When it comes to Pepitone, small talk is never the main course. Overall, he said that most comedians don't tackle what he calls the "breakdown of society," citing the climate catastrophe, the concentration of wealth, and military campaigns. 

"With the world really falling apart, it is kind of like me just talking about how I'm falling apart," he said. 

Pepitone switches between social rage and self-doubt, or what he calls blue-collar angst and sardonic enlightenment. 

"I have a line somewhere in the special where I say, I don't know if it's the fact that three corporations own everything and the ruling class is destroying us that's f—---  me up, or is it the fact that I'm really lazy and don't like myself?" he said with a laugh. 

Although he was born and raised in Brooklyn and now lives in Los Angeles, he knew Chicago was where he wanted to tape this special. 

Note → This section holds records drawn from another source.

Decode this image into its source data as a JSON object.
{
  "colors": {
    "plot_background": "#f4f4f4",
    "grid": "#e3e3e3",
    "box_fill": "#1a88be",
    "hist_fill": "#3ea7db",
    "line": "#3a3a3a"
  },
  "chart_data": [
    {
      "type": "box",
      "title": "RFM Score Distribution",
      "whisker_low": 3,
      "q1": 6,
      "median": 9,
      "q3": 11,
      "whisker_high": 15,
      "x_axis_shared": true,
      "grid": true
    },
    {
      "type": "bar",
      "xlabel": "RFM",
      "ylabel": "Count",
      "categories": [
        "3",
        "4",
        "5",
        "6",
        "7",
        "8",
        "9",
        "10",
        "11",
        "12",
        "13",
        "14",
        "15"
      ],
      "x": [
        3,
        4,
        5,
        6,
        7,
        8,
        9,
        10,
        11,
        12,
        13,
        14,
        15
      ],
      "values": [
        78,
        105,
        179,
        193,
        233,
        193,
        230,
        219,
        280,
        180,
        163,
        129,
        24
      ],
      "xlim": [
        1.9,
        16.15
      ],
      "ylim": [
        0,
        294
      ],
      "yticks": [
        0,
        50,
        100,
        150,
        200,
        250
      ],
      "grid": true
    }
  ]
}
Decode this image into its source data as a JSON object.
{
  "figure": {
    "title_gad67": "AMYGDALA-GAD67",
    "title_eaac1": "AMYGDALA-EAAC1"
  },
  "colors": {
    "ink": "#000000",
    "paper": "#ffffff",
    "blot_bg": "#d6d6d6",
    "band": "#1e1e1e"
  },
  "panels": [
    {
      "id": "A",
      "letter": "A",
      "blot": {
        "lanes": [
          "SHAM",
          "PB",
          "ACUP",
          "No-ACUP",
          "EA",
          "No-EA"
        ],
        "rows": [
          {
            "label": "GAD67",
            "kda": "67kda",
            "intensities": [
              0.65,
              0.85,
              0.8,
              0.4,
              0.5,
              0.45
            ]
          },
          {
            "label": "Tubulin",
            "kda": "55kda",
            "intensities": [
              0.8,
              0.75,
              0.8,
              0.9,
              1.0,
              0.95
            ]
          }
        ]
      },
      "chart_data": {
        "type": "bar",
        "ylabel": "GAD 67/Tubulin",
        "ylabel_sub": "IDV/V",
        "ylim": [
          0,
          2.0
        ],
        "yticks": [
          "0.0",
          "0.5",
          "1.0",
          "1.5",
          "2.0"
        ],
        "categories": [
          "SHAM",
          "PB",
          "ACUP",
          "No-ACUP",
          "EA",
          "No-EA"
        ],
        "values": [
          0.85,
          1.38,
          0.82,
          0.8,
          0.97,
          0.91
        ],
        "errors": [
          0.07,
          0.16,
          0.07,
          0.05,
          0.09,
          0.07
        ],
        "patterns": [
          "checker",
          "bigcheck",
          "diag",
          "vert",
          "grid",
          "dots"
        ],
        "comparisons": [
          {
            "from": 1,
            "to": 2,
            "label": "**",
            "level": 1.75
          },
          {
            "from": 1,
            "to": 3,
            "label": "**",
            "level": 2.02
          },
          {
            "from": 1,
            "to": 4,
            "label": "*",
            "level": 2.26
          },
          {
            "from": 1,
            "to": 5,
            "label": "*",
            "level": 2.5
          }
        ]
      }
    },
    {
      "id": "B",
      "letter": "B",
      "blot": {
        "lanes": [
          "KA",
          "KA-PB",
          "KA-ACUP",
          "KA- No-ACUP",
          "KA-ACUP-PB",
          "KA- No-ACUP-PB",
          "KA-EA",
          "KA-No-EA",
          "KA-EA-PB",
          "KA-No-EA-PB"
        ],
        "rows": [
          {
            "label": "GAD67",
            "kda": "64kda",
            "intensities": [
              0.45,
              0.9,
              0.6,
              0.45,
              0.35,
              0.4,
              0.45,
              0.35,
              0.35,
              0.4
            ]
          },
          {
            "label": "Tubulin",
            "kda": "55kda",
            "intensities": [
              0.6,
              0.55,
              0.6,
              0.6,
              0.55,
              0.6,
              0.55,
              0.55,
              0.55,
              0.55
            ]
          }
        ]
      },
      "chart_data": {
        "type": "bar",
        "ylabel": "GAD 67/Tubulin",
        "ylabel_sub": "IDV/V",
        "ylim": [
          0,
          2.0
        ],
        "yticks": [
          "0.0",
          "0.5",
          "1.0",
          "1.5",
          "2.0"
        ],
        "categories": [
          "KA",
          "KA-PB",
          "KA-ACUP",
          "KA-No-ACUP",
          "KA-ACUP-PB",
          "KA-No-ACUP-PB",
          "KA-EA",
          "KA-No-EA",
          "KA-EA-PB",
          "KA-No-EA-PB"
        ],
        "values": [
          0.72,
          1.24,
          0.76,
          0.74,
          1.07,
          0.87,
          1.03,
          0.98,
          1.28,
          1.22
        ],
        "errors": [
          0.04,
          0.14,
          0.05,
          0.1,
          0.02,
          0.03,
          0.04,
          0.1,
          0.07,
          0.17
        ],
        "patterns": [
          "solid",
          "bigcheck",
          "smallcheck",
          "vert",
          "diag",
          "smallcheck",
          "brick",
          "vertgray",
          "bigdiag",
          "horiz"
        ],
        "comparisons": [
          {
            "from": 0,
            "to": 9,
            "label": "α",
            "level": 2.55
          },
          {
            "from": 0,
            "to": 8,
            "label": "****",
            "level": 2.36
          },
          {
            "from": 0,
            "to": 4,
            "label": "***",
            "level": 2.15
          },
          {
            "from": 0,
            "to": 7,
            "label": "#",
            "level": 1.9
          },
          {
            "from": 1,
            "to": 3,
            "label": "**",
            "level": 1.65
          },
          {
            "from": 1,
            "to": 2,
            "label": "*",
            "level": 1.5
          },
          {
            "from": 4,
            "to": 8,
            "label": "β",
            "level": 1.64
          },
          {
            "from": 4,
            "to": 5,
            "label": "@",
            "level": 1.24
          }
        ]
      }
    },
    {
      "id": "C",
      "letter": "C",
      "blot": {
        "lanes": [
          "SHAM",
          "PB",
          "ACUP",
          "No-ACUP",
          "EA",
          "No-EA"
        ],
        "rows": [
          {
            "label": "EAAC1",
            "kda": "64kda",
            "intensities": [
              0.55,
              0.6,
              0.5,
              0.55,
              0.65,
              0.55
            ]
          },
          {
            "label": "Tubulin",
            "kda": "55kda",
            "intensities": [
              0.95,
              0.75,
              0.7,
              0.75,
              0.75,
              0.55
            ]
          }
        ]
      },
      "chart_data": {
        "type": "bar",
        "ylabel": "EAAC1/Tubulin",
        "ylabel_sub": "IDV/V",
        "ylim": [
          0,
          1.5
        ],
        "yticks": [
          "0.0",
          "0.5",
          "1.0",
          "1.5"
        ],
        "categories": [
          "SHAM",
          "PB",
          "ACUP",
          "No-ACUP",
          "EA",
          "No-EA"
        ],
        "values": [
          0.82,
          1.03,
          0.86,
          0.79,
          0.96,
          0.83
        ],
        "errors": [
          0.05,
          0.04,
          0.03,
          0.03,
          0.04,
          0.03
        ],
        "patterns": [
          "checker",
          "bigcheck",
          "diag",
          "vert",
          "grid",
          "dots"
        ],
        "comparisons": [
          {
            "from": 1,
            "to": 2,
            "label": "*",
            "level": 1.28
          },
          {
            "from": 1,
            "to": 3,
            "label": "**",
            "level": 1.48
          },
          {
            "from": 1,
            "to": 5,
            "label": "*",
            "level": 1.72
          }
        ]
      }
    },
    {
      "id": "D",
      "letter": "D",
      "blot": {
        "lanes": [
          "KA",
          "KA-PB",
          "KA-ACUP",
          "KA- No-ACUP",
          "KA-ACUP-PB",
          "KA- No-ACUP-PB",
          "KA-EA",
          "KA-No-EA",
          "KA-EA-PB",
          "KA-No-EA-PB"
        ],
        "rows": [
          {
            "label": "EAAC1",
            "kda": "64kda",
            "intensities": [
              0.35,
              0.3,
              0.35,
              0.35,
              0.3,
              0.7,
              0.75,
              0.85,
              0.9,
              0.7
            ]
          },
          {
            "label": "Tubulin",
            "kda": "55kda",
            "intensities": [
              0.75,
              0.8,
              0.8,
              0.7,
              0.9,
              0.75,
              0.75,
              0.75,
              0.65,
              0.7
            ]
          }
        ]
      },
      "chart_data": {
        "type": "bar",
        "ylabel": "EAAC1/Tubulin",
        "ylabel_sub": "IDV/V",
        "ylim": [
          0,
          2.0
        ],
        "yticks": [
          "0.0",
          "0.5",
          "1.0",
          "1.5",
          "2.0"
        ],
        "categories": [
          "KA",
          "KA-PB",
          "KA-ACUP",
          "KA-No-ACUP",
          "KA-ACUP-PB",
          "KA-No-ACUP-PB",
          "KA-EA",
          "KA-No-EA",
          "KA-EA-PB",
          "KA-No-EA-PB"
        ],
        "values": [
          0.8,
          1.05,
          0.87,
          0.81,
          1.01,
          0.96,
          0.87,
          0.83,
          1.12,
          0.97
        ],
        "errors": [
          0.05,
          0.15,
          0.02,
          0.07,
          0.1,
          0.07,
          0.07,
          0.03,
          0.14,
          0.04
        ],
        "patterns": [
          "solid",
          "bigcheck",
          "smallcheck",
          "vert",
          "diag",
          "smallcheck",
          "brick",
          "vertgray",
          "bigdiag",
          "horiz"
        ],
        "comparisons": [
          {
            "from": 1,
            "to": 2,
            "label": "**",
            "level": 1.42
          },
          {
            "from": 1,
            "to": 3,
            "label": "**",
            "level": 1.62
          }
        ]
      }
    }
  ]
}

"I love Chicago, and I love Chicago audiences," he said. "Every time I've performed in Chicago, I leave the show going, 'They're really good comedy audiences.' "

The "Bitter" part of his nickname is covered, but what about the "Buddha?"

"I realize that this special is an introspection about myself and the battle I have toward being a free soul," he said.

Pepitone shared he also covers his abusive relationship with his father and how he has been working through a lot of childhood trauma. When he asked a friend whether the bit was too vicious, the friend replied that it was liberating to talk about because many people have complicated relationships with their parents. 

"I've realized the ugliness in me helps people with the s— they're going through," he said."Plus, as a comedian, I feel like the only way to get better is to stay honest with yourself and to have the courage to put yourself out there."

A comedy club might not be the go-to place for most people to be confronted with heavy topics and politics.

"There are definitely people who are not ready for it," Pepitone said.

For the ones who are, it is arguably an art to make light out of dark times. 

He said he makes the "ugly truths" laughable by making fun of himself.

"Anything dark you have to make palatable by showing your own humanity, how you are scared and not above it all," he said.

Catch Eddie Pepitone live at Lincon Hall, 2424 N. Lincoln Ave., on Friday, May 31, at 7:15 p.m. or for the late show taping at 9:45 p.m. Tickets are still on sale for $25.